What tasks we loan ourselves to, major are the headwinds, strong the spirits of guilt or of selfish monasticism. We hide out. Yet too we present ourselves as living members, busy about the Lord’s business. Our military mindset is not anything to mourn as lost, our readiness not anything to pass up as belonging to another era or another person. Amazingly tests, trials, wondrous possibilities, from these we emerge intact and the better for the labors. After all, we were rightly trained, right? We went through the basic training with concomitant professional reminder of what the professional walks through, men and women, men and men, women and women, all the more so as chatter increases and war is joined: see here, a specimen of either noble riches or of depraved losses.

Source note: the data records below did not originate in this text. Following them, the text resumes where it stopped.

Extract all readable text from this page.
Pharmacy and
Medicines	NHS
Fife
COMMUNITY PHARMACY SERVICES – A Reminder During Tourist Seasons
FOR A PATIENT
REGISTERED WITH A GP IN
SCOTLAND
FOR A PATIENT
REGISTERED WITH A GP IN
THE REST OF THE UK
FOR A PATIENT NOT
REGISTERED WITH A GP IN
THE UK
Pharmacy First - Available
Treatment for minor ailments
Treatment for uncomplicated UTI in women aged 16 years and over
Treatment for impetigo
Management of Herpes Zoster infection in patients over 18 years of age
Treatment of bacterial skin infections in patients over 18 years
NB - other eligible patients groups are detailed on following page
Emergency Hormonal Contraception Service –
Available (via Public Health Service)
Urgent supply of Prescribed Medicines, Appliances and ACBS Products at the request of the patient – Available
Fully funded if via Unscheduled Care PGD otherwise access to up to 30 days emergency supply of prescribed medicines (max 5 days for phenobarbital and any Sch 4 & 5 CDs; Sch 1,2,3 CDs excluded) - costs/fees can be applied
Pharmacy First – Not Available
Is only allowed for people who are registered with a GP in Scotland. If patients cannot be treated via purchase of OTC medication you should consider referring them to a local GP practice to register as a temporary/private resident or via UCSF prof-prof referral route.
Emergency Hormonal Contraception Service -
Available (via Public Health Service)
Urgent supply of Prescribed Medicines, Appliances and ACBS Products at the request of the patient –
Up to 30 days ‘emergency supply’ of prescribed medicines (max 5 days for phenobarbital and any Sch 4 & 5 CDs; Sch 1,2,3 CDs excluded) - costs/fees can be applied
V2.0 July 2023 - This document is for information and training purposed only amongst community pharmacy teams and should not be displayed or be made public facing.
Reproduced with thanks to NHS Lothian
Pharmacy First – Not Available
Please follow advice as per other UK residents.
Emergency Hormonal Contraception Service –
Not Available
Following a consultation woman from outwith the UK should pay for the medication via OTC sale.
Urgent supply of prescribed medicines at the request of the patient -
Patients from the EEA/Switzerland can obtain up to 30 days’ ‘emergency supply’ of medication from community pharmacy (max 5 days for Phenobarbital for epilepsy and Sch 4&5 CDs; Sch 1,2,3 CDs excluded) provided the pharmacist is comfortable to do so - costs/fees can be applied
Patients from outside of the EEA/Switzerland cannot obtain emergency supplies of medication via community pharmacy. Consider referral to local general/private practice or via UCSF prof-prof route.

And we immediately try to pass all that graduation celebration and test passed as so much water under the bridge. We must never lose contact with the time we were, for a moment, floored by temptation. The time when it seemed impossible for an impossible force to meet with an immovable object. The time we were cloudy-headed, the time temptation lured and enticed and lied to us, as to what is the proper person’s prayer and the right person’s sense of circumspect presence in the party of so many souls themselves Real and Composed.

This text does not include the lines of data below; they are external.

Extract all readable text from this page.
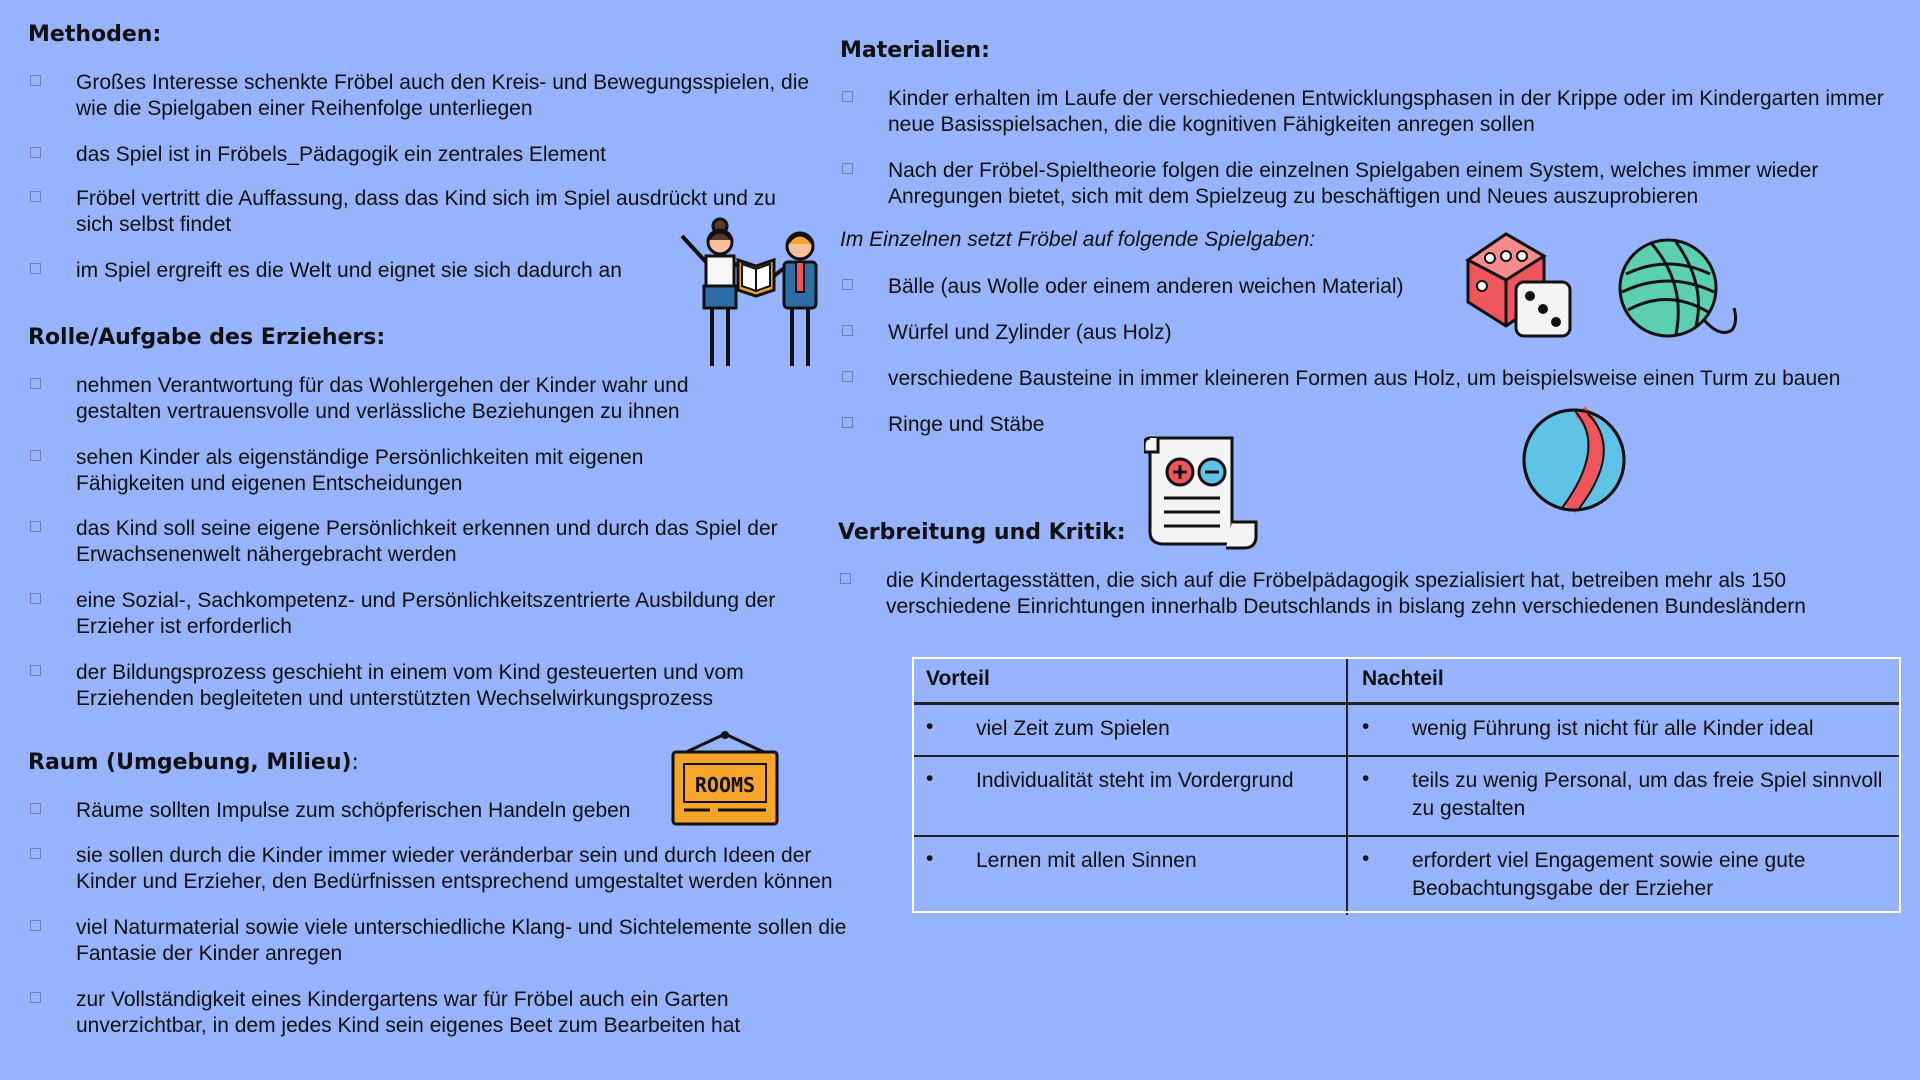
Methoden:
Großes Interesse schenkte Fröbel auch den Kreis- und Bewegungsspielen, die wie die Spielgaben einer Reihenfolge unterliegen
das Spiel ist in Fröbels_Pädagogik ein zentrales Element
Fröbel vertritt die Auffassung, dass das Kind sich im Spiel ausdrückt und zu sich selbst findet
im Spiel ergreift es die Welt und eignet sie sich dadurch an
Rolle/Aufgabe des Erziehers:
nehmen Verantwortung für das Wohlergehen der Kinder wahr und gestalten vertrauensvolle und verlässliche Beziehungen zu ihnen
sehen Kinder als eigenständige Persönlichkeiten mit eigenen Fähigkeiten und eigenen Entscheidungen
das Kind soll seine eigene Persönlichkeit erkennen und durch das Spiel der Erwachsenenwelt nähergebracht werden
eine Sozial-, Sachkompetenz- und Persönlichkeitszentrierte Ausbildung der Erzieher ist erforderlich
der Bildungsprozess geschieht in einem vom Kind gesteuerten und vom Erziehenden begleiteten und unterstützten Wechselwirkungsprozess
Raum (Umgebung, Milieu):
ROOMS
Räume sollten Impulse zum schöpferischen Handeln geben
sie sollen durch die Kinder immer wieder veränderbar sein und durch Ideen der Kinder und Erzieher, den Bedürfnissen entsprechend umgestaltet werden können
viel Naturmaterial sowie viele unterschiedliche Klang- und Sichtelemente sollen die Fantasie der Kinder anregen
zur Vollständigkeit eines Kindergartens war für Fröbel auch ein Garten unverzichtbar, in dem jedes Kind sein eigenes Beet zum Bearbeiten hat
Materialien:
Kinder erhalten im Laufe der verschiedenen Entwicklungsphasen in der Krippe oder im Kindergarten immer neue Basisspielsachen, die die kognitiven Fähigkeiten anregen sollen
Nach der Fröbel-Spieltheorie folgen die einzelnen Spielgaben einem System, welches immer wieder Anregungen bietet, sich mit dem Spielzeug zu beschäftigen und Neues auszuprobieren
Im Einzelnen setzt Fröbel auf folgende Spielgaben:
Bälle (aus Wolle oder einem anderen weichen Material)
Würfel und Zylinder (aus Holz)
verschiedene Bausteine in immer kleineren Formen aus Holz, um beispielsweise einen Turm zu bauen
Ringe und Stäbe
Verbreitung und Kritik:
die Kindertagesstätten, die sich auf die Fröbelpädagogik spezialisiert hat, betreiben mehr als 150 verschiedene Einrichtungen innerhalb Deutschlands in bislang zehn verschiedenen Bundesländern
Vorteil	Nachteil

• viel Zeit zum Spielen	• wenig Führung ist nicht für alle Kinder ideal

• Individualität steht im Vordergrund	• teils zu wenig Personal, um das freie Spiel sinnvoll zu gestalten

• Lernen mit allen Sinnen	• erfordert viel Engagement sowie eine gute Beobachtungsgabe der Erzieher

Let the spirit of Love prevail, regardless of our men, our women, who cannot so indulge a momentary idyll or a quiet certainty amidst the storms of war. There is no idyll. The spirit in the air knows it is war we are engaged in, and this spirit lies to us. It presents first an impossible scenario, no way to understand how we’ll ever survive and get through it. Then it turns all this topsy-turvy and causes us to gesture with a look heavenward. I needed help. The drugs had gotten to be too much. I was making myself useless in that fundamental role I was consigned to, soldier. That role that I signed up for. That role that I sought with hope to make many-a friend and colleague in the service, but most of all to be that awkward perhaps and blaringly plain, naked, soul composed and circumspect. It is our duty to wait as the billowing stormwinds pass, as the sails of lust start to luff and all seems so much beneath us. All seems a little too easy to dismiss and forget.

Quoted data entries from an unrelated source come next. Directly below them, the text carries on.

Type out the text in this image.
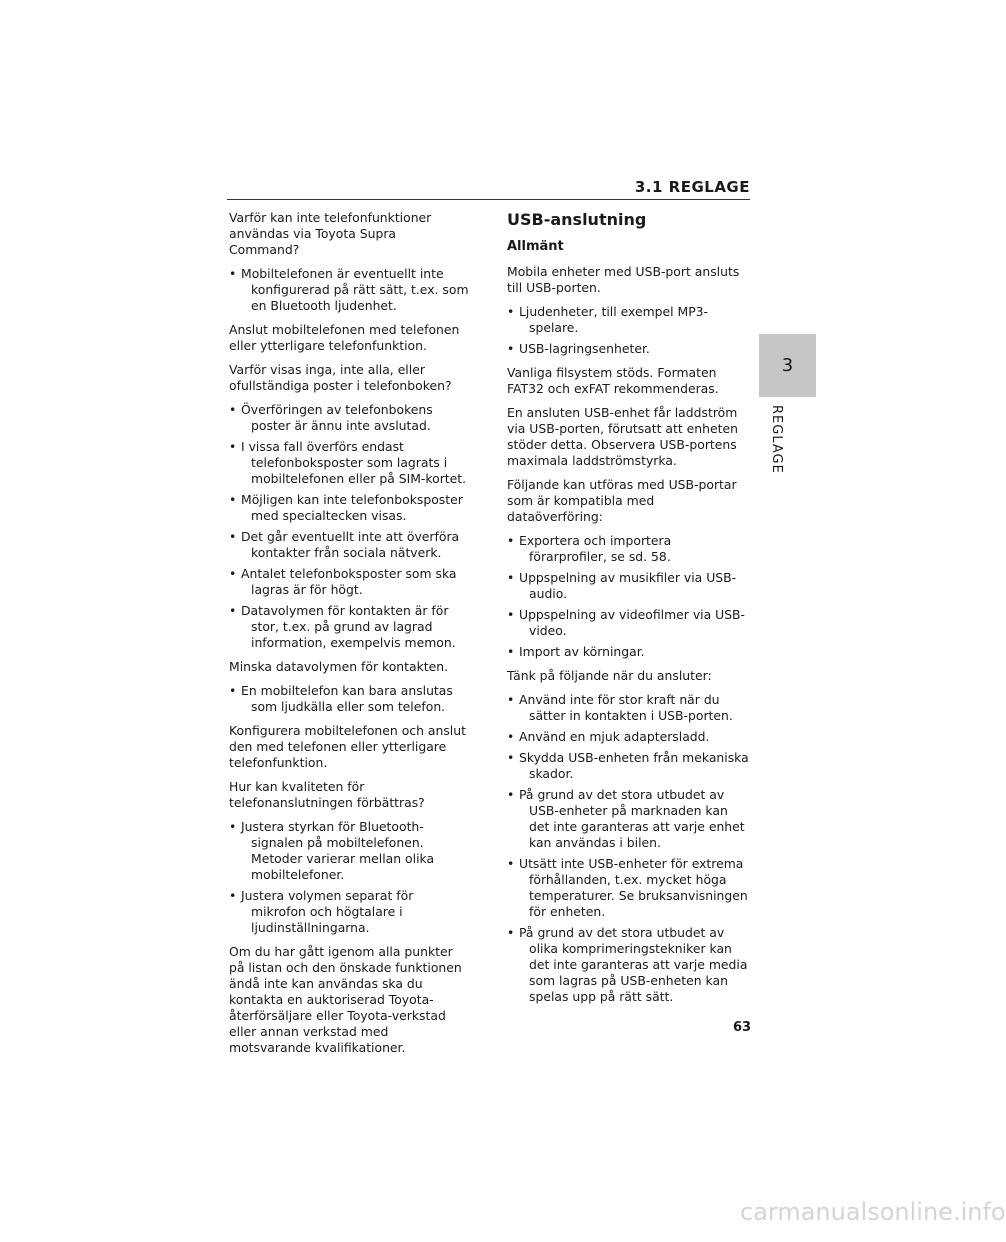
3.1 REGLAGE

Varför kan inte telefonfunktioner användas via Toyota Supra Command?

• Mobiltelefonen är eventuellt inte konfigurerad på rätt sätt, t.ex. som en Bluetooth ljudenhet.

Anslut mobiltelefonen med telefonen eller ytterligare telefonfunktion.

Varför visas inga, inte alla, eller ofullständiga poster i telefonboken?

• Överföringen av telefonbokens poster är ännu inte avslutad.
• I vissa fall överförs endast telefonboksposter som lagrats i mobiltelefonen eller på SIM-kortet.
• Möjligen kan inte telefonboksposter med specialtecken visas.
• Det går eventuellt inte att överföra kontakter från sociala nätverk.
• Antalet telefonboksposter som ska lagras är för högt.
• Datavolymen för kontakten är för stor, t.ex. på grund av lagrad information, exempelvis memon.

Minska datavolymen för kontakten.

• En mobiltelefon kan bara anslutas som ljudkälla eller som telefon.

Konfigurera mobiltelefonen och anslut den med telefonen eller ytterligare telefonfunktion.

Hur kan kvaliteten för telefonanslutningen förbättras?

• Justera styrkan för Bluetooth-signalen på mobiltelefonen. Metoder varierar mellan olika mobiltelefoner.
• Justera volymen separat för mikrofon och högtalare i ljudinställningarna.

Om du har gått igenom alla punkter på listan och den önskade funktionen ändå inte kan användas ska du kontakta en auktoriserad Toyota-återförsäljare eller Toyota-verkstad eller annan verkstad med motsvarande kvalifikationer.

USB-anslutning
Allmänt

Mobila enheter med USB-port ansluts till USB-porten.

• Ljudenheter, till exempel MP3-spelare.
• USB-lagringsenheter.

Vanliga filsystem stöds. Formaten FAT32 och exFAT rekommenderas.

En ansluten USB-enhet får laddström via USB-porten, förutsatt att enheten stöder detta. Observera USB-portens maximala laddströmstyrka.

Följande kan utföras med USB-portar som är kompatibla med dataöverföring:

• Exportera och importera förarprofiler, se sd. 58.
• Uppspelning av musikfiler via USB-audio.
• Uppspelning av videofilmer via USB-video.
• Import av körningar.

Tänk på följande när du ansluter:

• Använd inte för stor kraft när du sätter in kontakten i USB-porten.
• Använd en mjuk adaptersladd.
• Skydda USB-enheten från mekaniska skador.
• På grund av det stora utbudet av USB-enheter på marknaden kan det inte garanteras att varje enhet kan användas i bilen.
• Utsätt inte USB-enheter för extrema förhållanden, t.ex. mycket höga temperaturer. Se bruksanvisningen för enheten.
• På grund av det stora utbudet av olika komprimeringstekniker kan det inte garanteras att varje media som lagras på USB-enheten kan spelas upp på rätt sätt.
3
REGLAGE
63
carmanualsonline.info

For our trials remind us of so much we live through and so much that we are steered by, rather than by the Spirit of Christ. Passion for career advancement. Anger. Selfish desire. A rabbit hole of temptation. And too we see the ill spirit killed in an instant, with a word in season: let us teach each other mutually, to pray. Boring! But let us envision a future, a tomorrow with salutary kindness for the neighbor and the friend. With recollection of those whom we must not let down, our circle of friends, our teammates and fellow soldiers. For they are present with us, as so much good counsel and life experience. Aged experience, the beauty of what two minds, each in itself innovative and unique, can get up to together. The solemn decision to be about the business, to hear and to discern, to pray and to live into fellowship.